E dei mondiali di Taiwan, che ci racconti?

"Ricordo tutto di Taiwan. In primis, l’emozione di aver raggiunto un traguardo così importante con i colori della Nazionale. A pochi metri dal traguardo presi la bandiera tricolore e la misi rabbiosamente al collo. Piangevo per la gioia. Avevo battuto la campionessa del mondo dell’anno precedente, la russa Elvira Kolpakova, e ancora non ci credevo. Ma non è tutto oro quel che luccica. Ricordo anche la povertà di quel paese. I bambini per strada, la miseria, la sporcizia… Noi atleti vivevamo in una campana di vetro. Il mondo che ci accolse non era quello che ci circondava. Eravamo dei privilegiati".
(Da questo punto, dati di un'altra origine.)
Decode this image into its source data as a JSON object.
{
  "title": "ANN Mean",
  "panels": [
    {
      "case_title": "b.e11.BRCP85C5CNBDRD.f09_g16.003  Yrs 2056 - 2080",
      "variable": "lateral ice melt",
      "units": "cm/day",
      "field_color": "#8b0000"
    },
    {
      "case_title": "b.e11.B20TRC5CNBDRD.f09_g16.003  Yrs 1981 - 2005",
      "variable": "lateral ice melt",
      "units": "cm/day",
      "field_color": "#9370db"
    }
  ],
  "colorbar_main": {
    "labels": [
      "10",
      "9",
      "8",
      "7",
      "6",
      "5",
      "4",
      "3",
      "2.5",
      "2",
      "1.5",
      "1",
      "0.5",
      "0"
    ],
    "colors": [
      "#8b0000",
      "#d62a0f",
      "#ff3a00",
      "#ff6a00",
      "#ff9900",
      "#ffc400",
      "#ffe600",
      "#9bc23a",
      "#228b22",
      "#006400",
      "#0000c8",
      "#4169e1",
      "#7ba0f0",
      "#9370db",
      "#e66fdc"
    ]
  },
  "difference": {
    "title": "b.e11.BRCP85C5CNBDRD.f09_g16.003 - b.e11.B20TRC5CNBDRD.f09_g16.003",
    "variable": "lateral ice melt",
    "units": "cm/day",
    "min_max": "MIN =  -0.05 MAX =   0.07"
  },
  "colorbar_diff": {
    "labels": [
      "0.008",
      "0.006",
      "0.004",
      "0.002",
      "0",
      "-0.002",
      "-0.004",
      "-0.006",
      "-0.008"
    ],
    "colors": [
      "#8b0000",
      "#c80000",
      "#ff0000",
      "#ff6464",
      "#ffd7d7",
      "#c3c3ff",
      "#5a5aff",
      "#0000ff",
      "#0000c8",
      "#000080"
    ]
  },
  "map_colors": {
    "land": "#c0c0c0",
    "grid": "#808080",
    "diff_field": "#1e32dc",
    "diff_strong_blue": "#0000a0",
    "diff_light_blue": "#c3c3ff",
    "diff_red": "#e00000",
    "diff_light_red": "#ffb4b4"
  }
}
Del passato abbiamo parlato, del presente che ci racconti?

"Recentemente ho corso due gare. Una nell’Alto Adige e una a Franciacorta. Nella mezza maratona dell’Alpe di Siusi mi sono piazzata al quarto posto e al primo nella classifica di categoria F35; mentre nella maratona a tappe della Franciacorta ho chiuso al secondo posto alle spalle di Monica Seraghiti. E’ stata una gran bella sfacchinata".

Propositi per il futuro?

"Vorrei continuare a correre, quello sicuro. Mi piacerebbe partecipare a qualche gara, specialmente in Toscana se possibile. E magari avere dei figli".

Cosa significa per te ‘correre’?

"Bella domanda… Non lo so, so solo che fa parte di me. Può essere che un giorno salti un allenamento per cause di forza maggiore, ma è davvero raro. Sarebbe come saltare un pasto o privarsi di qualcosa di assolutamente naturale e necessario. Per quanto mi riguarda, almeno".

Lo sport che pratichi è destinato a rimanere uno sport di nicchia?

"Altra bella domanda… Sì, a malincuore credo proprio di sì. Non ci sono abbastanza soldi, pubblico e interessi attorno a quel che facciamo. Ma del resto, basta guardarsi attorno. Un calciatore come può Totti o Del Piero è conosciuto in ogni angolo del mondo; un corridore che magari abita nella tua stessa città o nel tuo stesso palazzo non sai nemmeno che esista. Ecco perché anche una semplice intervista può essere motivo di grande orgoglio e soddisfazione…

D’accordo Paola, ma se adesso ti riconoscono quando esci a correre per le vie di Città Alta, non dare la colpa a noi!